The server 104 may push advertising or other sponsored information to device(s) 110. The server 104 may track whether the user watched such advertising or sponsored content, whether the user watched the full content or only part of the content, whether the user muted the content, whether the user closed the content or the player of the content, whether the user engaged with the content, e.g., to clicked on a link included in the advertisement, whether the user participated in sponsored gamification, etc.

The server 104 may ingest or acquire real-time information from a plurality of source(s) 102a to 102n simultaneously and in real-time or near real-time. The server 104 may ingest or acquire information relating to a plurality of games, sporting events, sports, etc., simultaneously. The server 104 may ingest or acquire information relating to, for example, all games of a particular sport, season, tournament, etc. The server 104 may push alerts to user(s) of device(s) 110 relating to events, such as a close game, e.g., a game with a close score, a game entering overtime or extended play, a playoff or other significant game, series, or tournament, win probability, bet payout amount, crowdsourced pre-, intra-, or post-game excitement scoring or predictions, etc.

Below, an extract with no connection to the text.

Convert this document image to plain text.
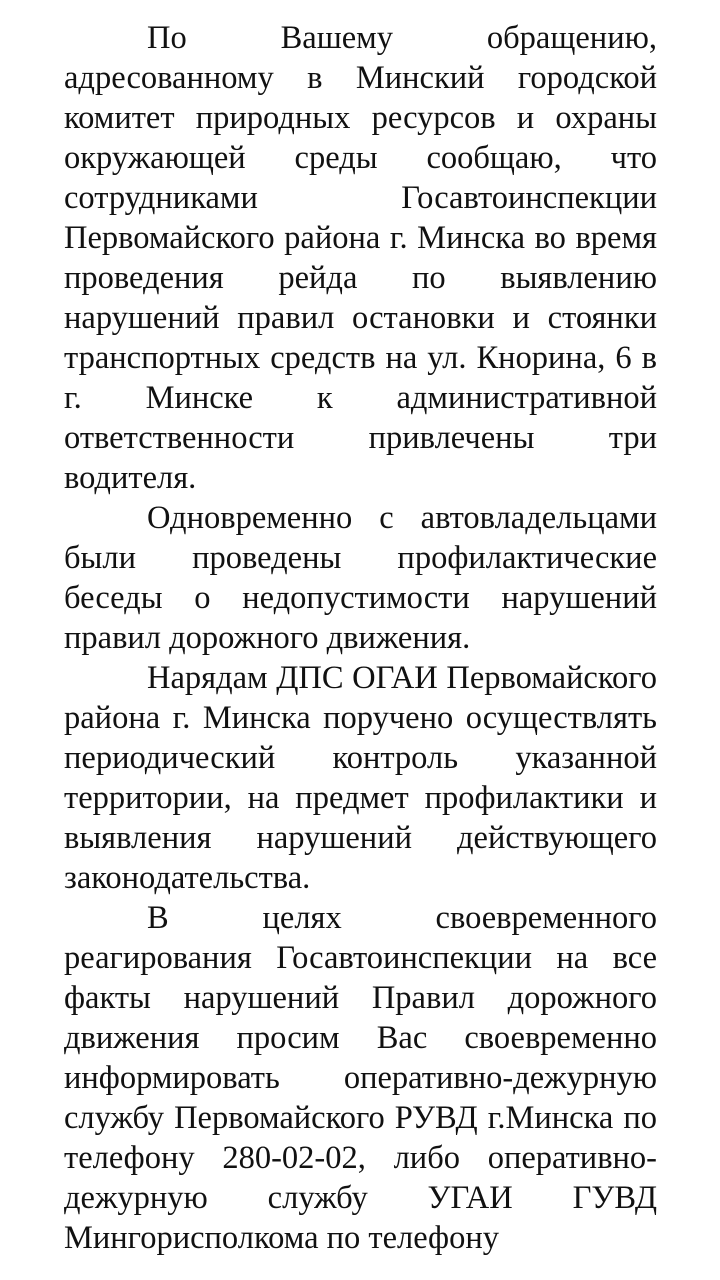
По Вашему обращению, адресованному в Минский городской комитет природных ресурсов и охраны окружающей среды сообщаю, что сотрудниками Госавтоинспекции Первомайского района г. Минска во время проведения рейда по выявлению нарушений правил остановки и стоянки транспортных средств на ул. Кнорина, 6 в г. Минске к административной ответственности привлечены три водителя.

Одновременно с автовладельцами были проведены профилактические беседы о недопустимости нарушений правил дорожного движения.

Нарядам ДПС ОГАИ Первомайского района г. Минска поручено осуществлять периодический контроль указанной территории, на предмет профилактики и выявления нарушений действующего законодательства.

В целях своевременного реагирования Госавтоинспекции на все факты нарушений Правил дорожного движения просим Вас своевременно информировать оперативно-дежурную службу Первомайского РУВД г.Минска по телефону 280-02-02, либо оперативно-дежурную службу УГАИ ГУВД Мингорисполкома по телефону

FIG. 3 illustrates social media activity and game point differential during the course of a particular game. For example, social media activity, ingested from one or more sources 102a to 102n, may include the number of posted tweets relating to the game. In FIG. 3, the abscissa represents game time, the left-hand ordinate represents the number of tweets per five minute interval, and the right-hand ordinate represents the score differential. As illustrated in FIG. 3, the number of tweets 200 relating to the game spiked 204 shortly before the end of the second quarter (first half), while the score differential 202 remained relatively constant, spiked again 206 as the game approached the end of the third quarter, shortly after the score differential 202 peaked, and spiked again 208 slightly after the end of the fourth quarter and the end of the same, after the score differential 202 dropped from its third quarter maximum. The server 104 may detect these spikes in social media activity and issue push alerts at the time, or shortly thereafter, e.g., under one minute, within 10 to 30 seconds, within 5 to 10 seconds, less than 5 seconds, etc., that the spikes 204, 206, 208 occur, which indicate events during the course of the game. It should be understood that the server 104 may issue push alerts based on one source 102a to 102n or based on aggregate data from a plurality of sources 102a to 102n.

FIG. 4 further illustrates the social media activity and game point differential during the course of the game illustrated in FIG. 3. In FIG. 4, the abscissa represents game time, the left-hand ordinate represents the number of tweets per five minute interval (data series marked with the marker ‘x’), and the right-hand ordinate represents the score differential (data series marked with the marker ‘+’).

LIST OF REFERENCE NUMERALS

    • 100 System
    • 102x
    • 104 Server
    • 106 Network/Internet
    • 108 Network/Internet
    • 110 Portable Electronic Device
    • 112 Storage
    • 114 Software
    • 116 Communication Lines
    • 200 Number of Tweets
    • 202 Score Differential
    • 204 Spike
    • 206 Spike
    • 208 Spike

Claims

1. A system, comprising:

a memory unit adapted to store a user profile corresponding to each of a plurality of users, each user profile including user preference information;
a communication unit, adapted to receive, via a first telecommunications network, real-time or near real-time data relating to and during live events; and
a processor adapted to analyze the received data, to detect an occurrence of an event during the live event based on the analyzed data, to associate the detected occurrence of the event to each user according to the user preference information, and to communicate, via a second telecommunications network, the occurrence of the event to each associated user;
wherein the processor is adapted to perform the analysis, the detection, the association, and the communication in real-time or near real-time during the live event.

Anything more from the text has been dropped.